Because of snapshots, the majority of changes in Kafka clusters only appear on the UI after the next scheduled snapshot is taken. For example, if snapshots occur every 10 minutes, a new topic created in Kafka might not be visible in the UI for up to 10 minutes.
The snapshot system provides multiple configuration settings to control data collection intervals, timeouts, and resource usage. Configuration enables you to fine-tune data collection behavior. For example, more frequent snapshots provide fresher data but consume more resources, while less frequent snapshots reduce resource usage but may show older data.
Configuration levels and time format
Most snapshot settings can be configured at two levels:
-
Global settings – Apply to all clusters by default. Configured using
surveyorConfig.surveyor.*properties. -
Per-cluster overrides – Override global settings for specific clusters. Configured using
clusterConfigs.clusters[*].*properties.
Per-cluster settings take precedence over global settings, allowing you to customize behavior for individual clusters while maintaining sensible defaults for all others.
All duration and interval values throughout the snapshot configuration are specified
in ISO-8601 format. For example, PT5M for 5 minutes,
PT1H for 1 hour, and PT30S for 30 seconds.
Configuring snapshot intervals
Configure how frequently Cloudera Surveyor collects snapshots from registered Kafka clusters.
Snapshot intervals determine how frequently Cloudera Surveyor collects data from Kafka clusters.
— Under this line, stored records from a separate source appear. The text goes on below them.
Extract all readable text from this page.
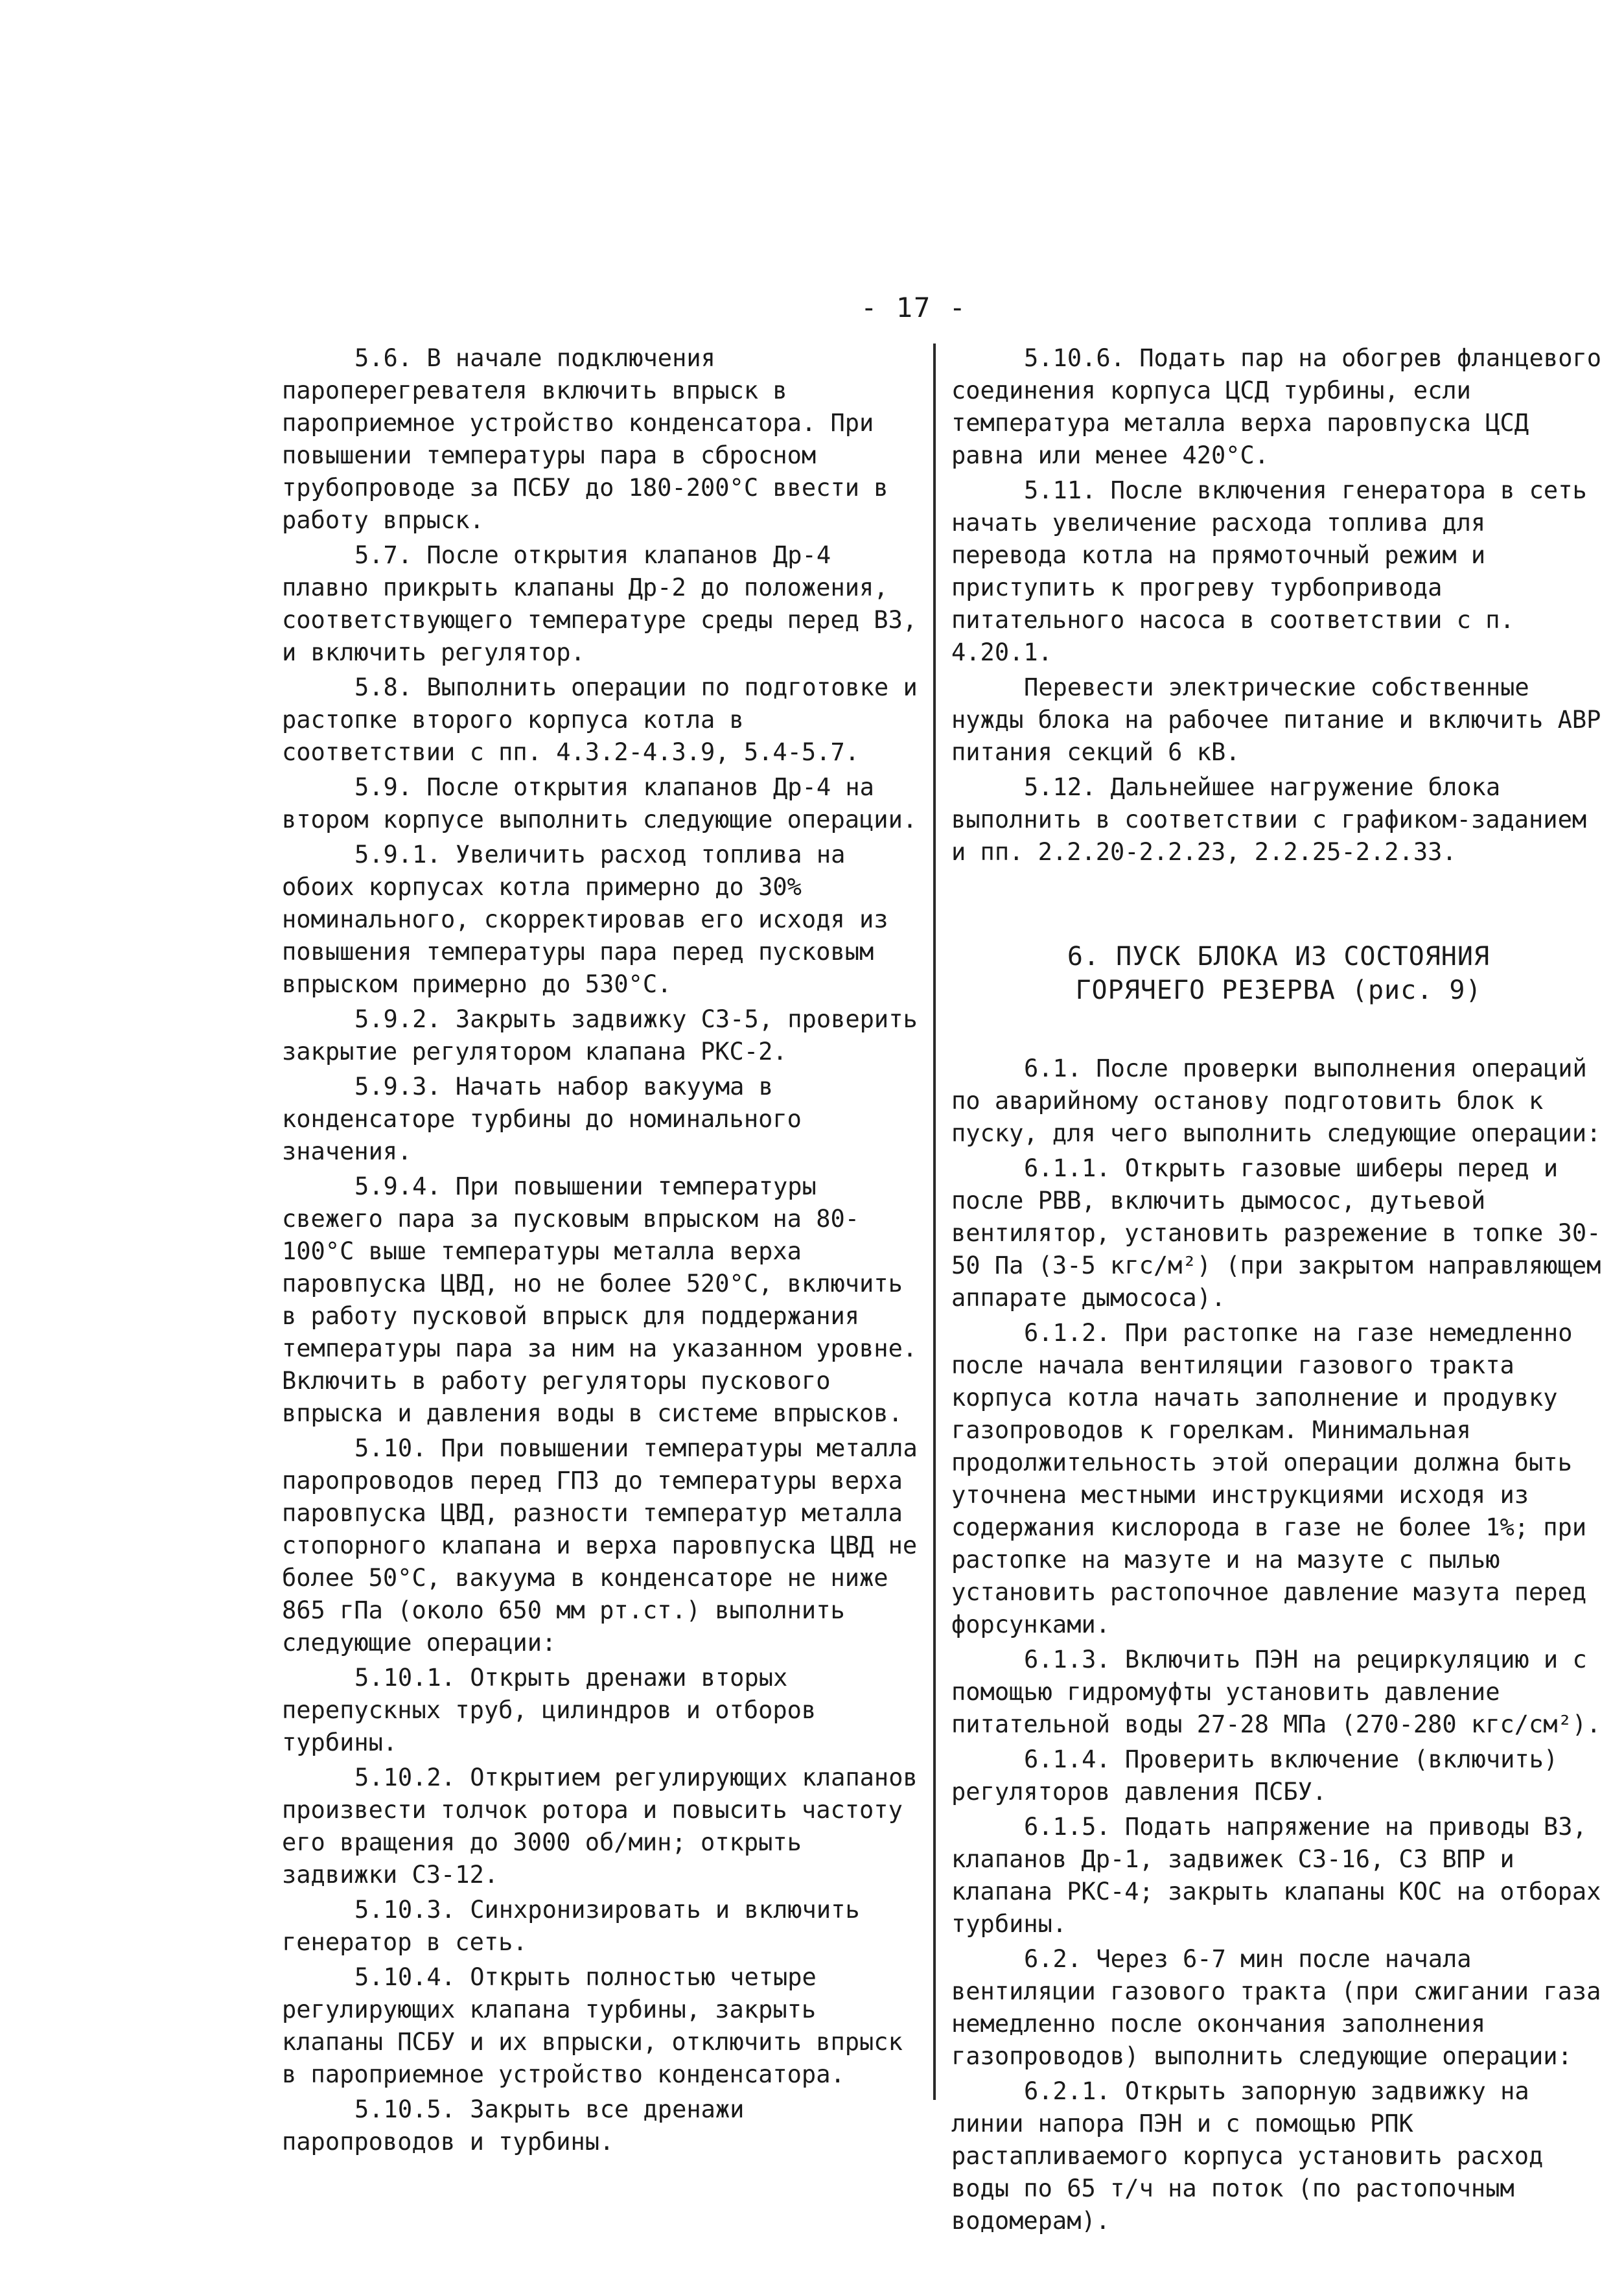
- 17 -

5.6. В начале подключения пароперегревателя включить впрыск в пароприемное устройство конденсатора. При повышении температуры пара в сбросном трубопроводе за ПСБУ до 180-200°С ввести в работу впрыск.

5.7. После открытия клапанов Др-4 плавно прикрыть клапаны Др-2 до положения, соответствующего температуре среды перед В3, и включить регулятор.

5.8. Выполнить операции по подготовке и растопке второго корпуса котла в соответствии с пп. 4.3.2-4.3.9, 5.4-5.7.

5.9. После открытия клапанов Др-4 на втором корпусе выполнить следующие операции.

5.9.1. Увеличить расход топлива на обоих корпусах котла примерно до 30% номинального, скорректировав его исходя из повышения температуры пара перед пусковым впрыском примерно до 530°С.

5.9.2. Закрыть задвижку С3-5, проверить закрытие регулятором клапана РКС-2.

5.9.3. Начать набор вакуума в конденсаторе турбины до номинального значения.

5.9.4. При повышении температуры свежего пара за пусковым впрыском на 80-100°С выше температуры металла верха паровпуска ЦВД, но не более 520°С, включить в работу пусковой впрыск для поддержания температуры пара за ним на указанном уровне. Включить в работу регуляторы пускового впрыска и давления воды в системе впрысков.

5.10. При повышении температуры металла паропроводов перед ГПЗ до температуры верха паровпуска ЦВД, разности температур металла стопорного клапана и верха паровпуска ЦВД не более 50°С, вакуума в конденсаторе не ниже 865 гПа (около 650 мм рт.ст.) выполнить следующие операции:

5.10.1. Открыть дренажи вторых перепускных труб, цилиндров и отборов турбины.

5.10.2. Открытием регулирующих клапанов произвести толчок ротора и повысить частоту его вращения до 3000 об/мин; открыть задвижки С3-12.

5.10.3. Синхронизировать и включить генератор в сеть.

5.10.4. Открыть полностью четыре регулирующих клапана турбины, закрыть клапаны ПСБУ и их впрыски, отключить впрыск в пароприемное устройство конденсатора.

5.10.5. Закрыть все дренажи паропроводов и турбины.

5.10.6. Подать пар на обогрев фланцевого соединения корпуса ЦСД турбины, если температура металла верха паровпуска ЦСД равна или менее 420°С.

5.11. После включения генератора в сеть начать увеличение расхода топлива для перевода котла на прямоточный режим и приступить к прогреву турбопривода питательного насоса в соответствии с п. 4.20.1.

Перевести электрические собственные нужды блока на рабочее питание и включить АВР питания секций 6 кВ.

5.12. Дальнейшее нагружение блока выполнить в соответствии с графиком-заданием и пп. 2.2.20-2.2.23, 2.2.25-2.2.33.

6. ПУСК БЛОКА ИЗ СОСТОЯНИЯ
ГОРЯЧЕГО РЕЗЕРВА (рис. 9)

6.1. После проверки выполнения операций по аварийному останову подготовить блок к пуску, для чего выполнить следующие операции:

6.1.1. Открыть газовые шиберы перед и после РВВ, включить дымосос, дутьевой вентилятор, установить разрежение в топке 30-50 Па (3-5 кгс/м²) (при закрытом направляющем аппарате дымососа).

6.1.2. При растопке на газе немедленно после начала вентиляции газового тракта корпуса котла начать заполнение и продувку газопроводов к горелкам. Минимальная продолжительность этой операции должна быть уточнена местными инструкциями исходя из содержания кислорода в газе не более 1%; при растопке на мазуте и на мазуте с пылью установить растопочное давление мазута перед форсунками.

6.1.3. Включить ПЭН на рециркуляцию и с помощью гидромуфты установить давление питательной воды 27-28 МПа (270-280 кгс/см²).

6.1.4. Проверить включение (включить) регуляторов давления ПСБУ.

6.1.5. Подать напряжение на приводы В3, клапанов Др-1, задвижек С3-16, С3 ВПР и клапана РКС-4; закрыть клапаны КОС на отборах турбины.

6.2. Через 6-7 мин после начала вентиляции газового тракта (при сжигании газа немедленно после окончания заполнения газопроводов) выполнить следующие операции:

6.2.1. Открыть запорную задвижку на линии напора ПЭН и с помощью РПК растапливаемого корпуса установить расход воды по 65 т/ч на поток (по растопочным водомерам).
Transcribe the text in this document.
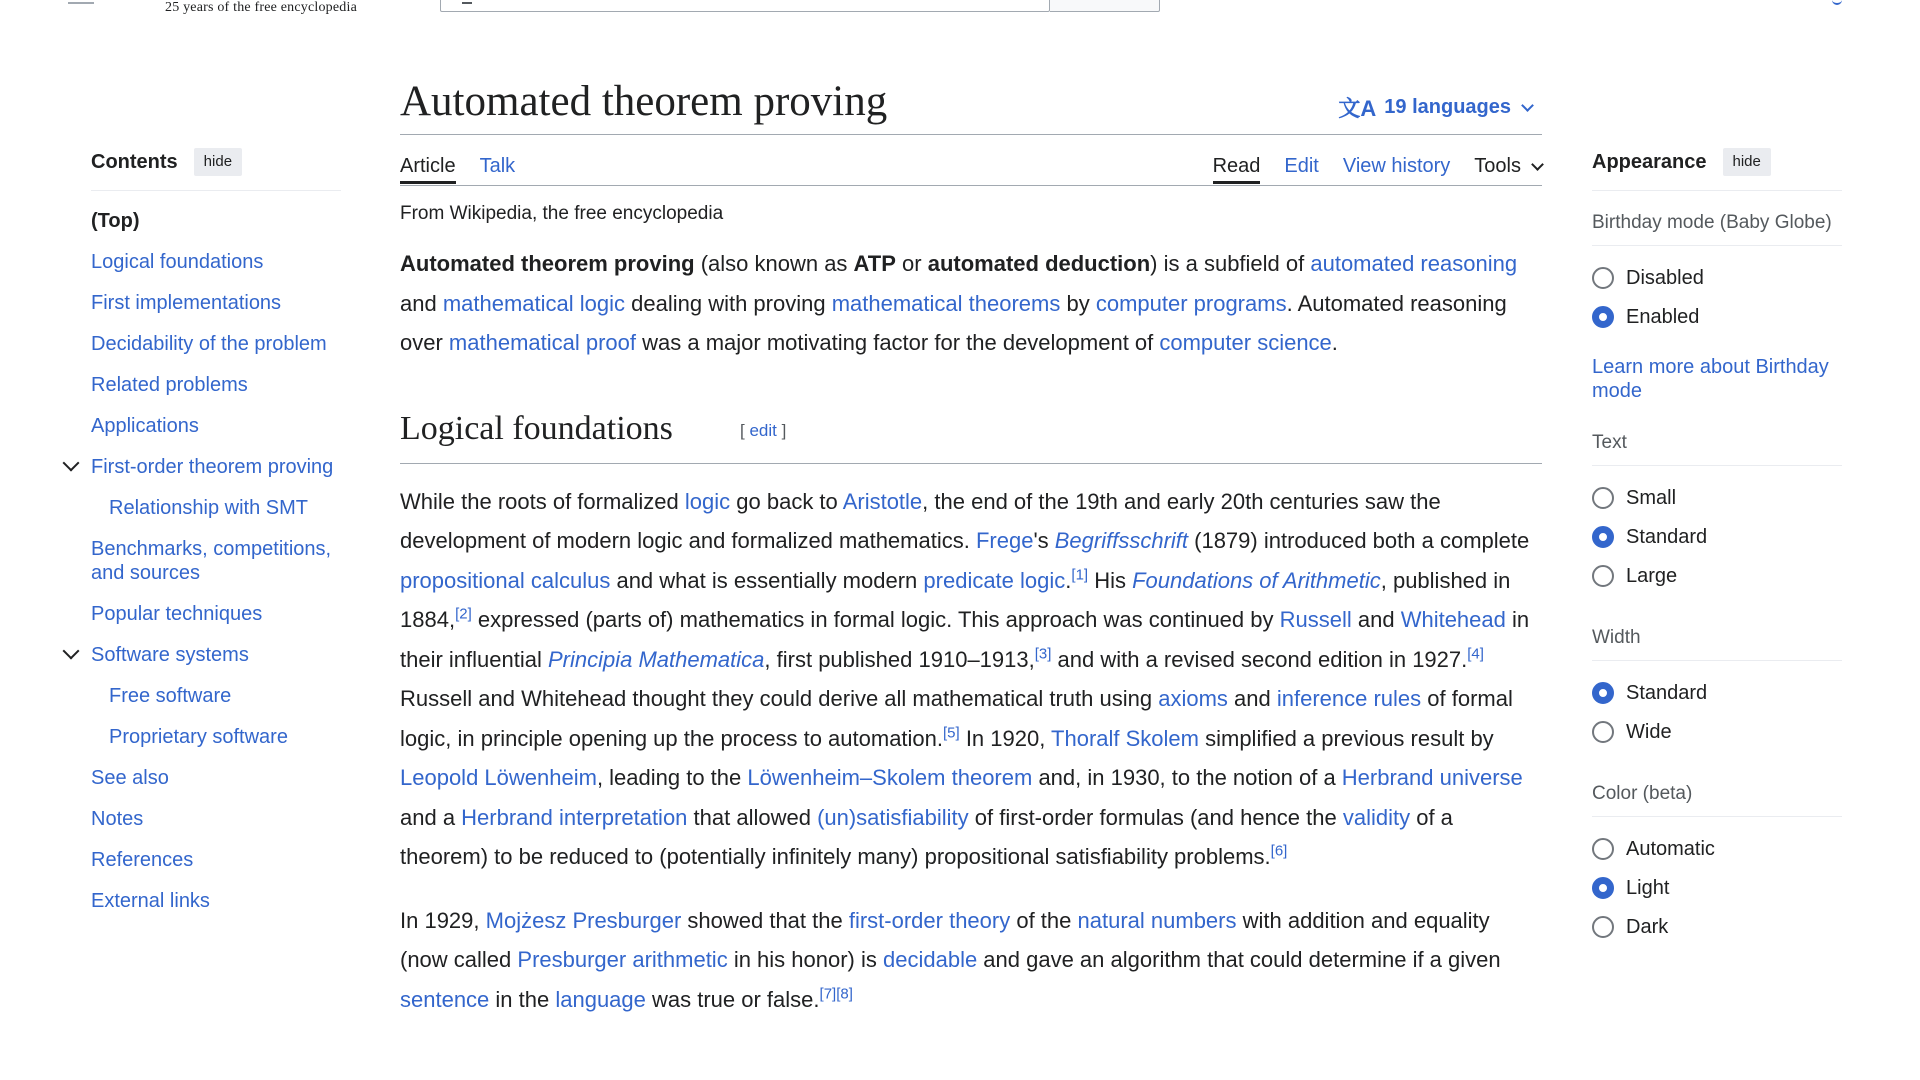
25 years of the free encyclopedia
Contents	hide
(Top)
Logical foundations
First implementations
Decidability of the problem
Related problems
Applications
First-order theorem proving
Relationship with SMT
Benchmarks, competitions, and sources
Popular techniques
Software systems
Free software
Proprietary software
See also
Notes
References
External links
Automated theorem proving	文A 19 languages
Article Talk	Read Edit View history Tools
From Wikipedia, the free encyclopedia

Automated theorem proving (also known as ATP or automated deduction) is a subfield of automated reasoning and mathematical logic dealing with proving mathematical theorems by computer programs. Automated reasoning over mathematical proof was a major motivating factor for the development of computer science.

Logical foundations	[ edit ]

While the roots of formalized logic go back to Aristotle, the end of the 19th and early 20th centuries saw the development of modern logic and formalized mathematics. Frege's Begriffsschrift (1879) introduced both a complete propositional calculus and what is essentially modern predicate logic.[1] His Foundations of Arithmetic, published in 1884,[2] expressed (parts of) mathematics in formal logic. This approach was continued by Russell and Whitehead in their influential Principia Mathematica, first published 1910–1913,[3] and with a revised second edition in 1927.[4] Russell and Whitehead thought they could derive all mathematical truth using axioms and inference rules of formal logic, in principle opening up the process to automation.[5] In 1920, Thoralf Skolem simplified a previous result by Leopold Löwenheim, leading to the Löwenheim–Skolem theorem and, in 1930, to the notion of a Herbrand universe and a Herbrand interpretation that allowed (un)satisfiability of first-order formulas (and hence the validity of a theorem) to be reduced to (potentially infinitely many) propositional satisfiability problems.[6]

In 1929, Mojżesz Presburger showed that the first-order theory of the natural numbers with addition and equality (now called Presburger arithmetic in his honor) is decidable and gave an algorithm that could determine if a given sentence in the language was true or false.[7][8]

Appearance	hide
Birthday mode (Baby Globe)
Disabled
Enabled
Learn more about Birthday mode
Text
Small
Standard
Large
Width
Standard
Wide
Color (beta)
Automatic
Light
Dark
The snapshot interval has a direct effect on how fresh the data is that is presented on the UI.
Configure the snapshot interval globally for all clusters
using surveyorConfig.surveyor.globalSnapshotInterval or on a per
cluster basis using clusterConfigs.clusters[*].snapshotInterval.
High-activity clusters might benefit from more frequent snapshots, while stable
clusters can use longer intervals to reduce resource usage.
The following example configures a global snapshot interval of 10 minutes and configures per cluster overrides for a production and development cluster.
#...
surveyorConfig:
surveyor:
globalSnapshotInterval: PT10M
clusterConfigs:
clusters:
- clusterName: "production-cluster"
bootstrapServers: "prod-kafka-1:9092,prod-kafka-2:9092"
snapshotInterval: PT5M
- clusterName: "development-cluster"
bootstrapServers: "dev-kafka:9092"
snapshotInterval: PT30M
- clusterName: "staging-cluster"
bootstrapServers: "staging-kafka:9092"The
production-cluster has a decreased interval for more frequent
updates, the development-cluster has a much longer interval, while the
staging-cluster has no overrides and uses the global
default.Configuring snapshot reliability settings
Configure advanced snapshot settings to optimize reliability and performance for clusters with specific network conditions, resource constraints, or availability requirements.
Beyond basic snapshot intervals, Cloudera Surveyor provides additional properties to handle various operational scenarios. Use these settings to fine-tune snapshotting behavior. Timeouts prevent hanging on slow clusters, time-to-live (TTL) settings maintain data availability during temporary failures, and resource management settings control system load.